Friday, March 08, 2019

Squint by Chad Morris & Shelly Brown

Flint is a middle-schooler with an eye condition that forces him to wear glasses, earning him the nickname Squint from his classmates, but even those glasses don't always prevent him from seeing in triple- or quadruple-vision.  Suddenly he has a new friend and he's going on new adventures and he's seeing things in a different light. Squint is the second novel from the Morris/Brown duo and it's absolutely perfection.

Both Squint and his new friend are flawed. They are quite self-obsessed in a way that makes it impossible for them to see problems other people are having or what other people are doing for them. But they are sympathetic in their flawed ways because they have hard lives with problems that people who are much older than them would struggle with.  I have maintained that junior high was a tough time in my life (maybe the toughest) and this novel really gets at why it's so hard. 

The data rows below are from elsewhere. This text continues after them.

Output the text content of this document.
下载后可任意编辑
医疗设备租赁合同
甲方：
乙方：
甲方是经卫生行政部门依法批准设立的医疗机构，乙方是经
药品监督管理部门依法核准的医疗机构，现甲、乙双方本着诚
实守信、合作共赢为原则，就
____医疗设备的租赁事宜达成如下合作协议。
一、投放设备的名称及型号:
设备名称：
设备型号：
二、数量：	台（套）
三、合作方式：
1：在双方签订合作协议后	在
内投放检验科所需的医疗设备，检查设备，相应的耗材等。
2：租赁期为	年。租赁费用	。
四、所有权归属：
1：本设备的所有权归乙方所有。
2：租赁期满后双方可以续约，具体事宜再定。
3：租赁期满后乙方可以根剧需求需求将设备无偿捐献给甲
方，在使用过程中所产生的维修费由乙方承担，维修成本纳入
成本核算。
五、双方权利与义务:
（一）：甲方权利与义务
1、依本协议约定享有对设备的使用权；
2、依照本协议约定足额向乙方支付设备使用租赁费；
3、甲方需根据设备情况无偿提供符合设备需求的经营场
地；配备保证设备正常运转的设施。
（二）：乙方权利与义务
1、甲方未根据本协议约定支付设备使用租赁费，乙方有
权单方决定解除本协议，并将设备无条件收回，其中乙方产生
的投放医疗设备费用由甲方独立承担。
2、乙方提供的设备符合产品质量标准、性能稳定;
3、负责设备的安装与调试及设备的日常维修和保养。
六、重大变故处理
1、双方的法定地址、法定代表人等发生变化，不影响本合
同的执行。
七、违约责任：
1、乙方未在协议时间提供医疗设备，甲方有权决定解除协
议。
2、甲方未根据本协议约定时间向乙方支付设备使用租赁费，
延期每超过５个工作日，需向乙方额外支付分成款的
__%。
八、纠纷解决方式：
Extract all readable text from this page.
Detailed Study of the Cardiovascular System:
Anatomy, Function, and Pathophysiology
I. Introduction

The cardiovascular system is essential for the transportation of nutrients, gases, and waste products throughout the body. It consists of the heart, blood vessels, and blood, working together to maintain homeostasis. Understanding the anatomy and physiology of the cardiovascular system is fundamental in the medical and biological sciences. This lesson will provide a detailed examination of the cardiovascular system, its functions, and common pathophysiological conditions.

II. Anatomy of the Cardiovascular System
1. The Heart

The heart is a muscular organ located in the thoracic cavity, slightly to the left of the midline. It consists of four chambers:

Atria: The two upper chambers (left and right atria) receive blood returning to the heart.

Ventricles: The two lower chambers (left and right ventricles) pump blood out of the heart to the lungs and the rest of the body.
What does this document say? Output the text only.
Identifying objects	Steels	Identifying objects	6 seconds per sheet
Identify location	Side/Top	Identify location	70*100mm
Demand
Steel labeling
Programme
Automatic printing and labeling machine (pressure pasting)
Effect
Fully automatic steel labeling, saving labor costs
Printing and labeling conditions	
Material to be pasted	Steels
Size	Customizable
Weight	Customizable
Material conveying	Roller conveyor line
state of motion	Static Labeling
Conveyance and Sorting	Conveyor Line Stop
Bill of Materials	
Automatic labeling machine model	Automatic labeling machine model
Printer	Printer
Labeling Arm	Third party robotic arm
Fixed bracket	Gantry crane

There are a lot of comparisons to Wonder by RJ Palacio, which is a novel I also really loved and I thought the comparisons were fair, although maybe it's a bit better than Wonder because the characters seem so much like real children instead of what an author wants children to be like.  If you like Wonder, you'll like this. If you aren't always sold on middle readers, this one might change your mind.  I'm going to keep my eye on the Morris & Brown collab and hope for more great reads out of them.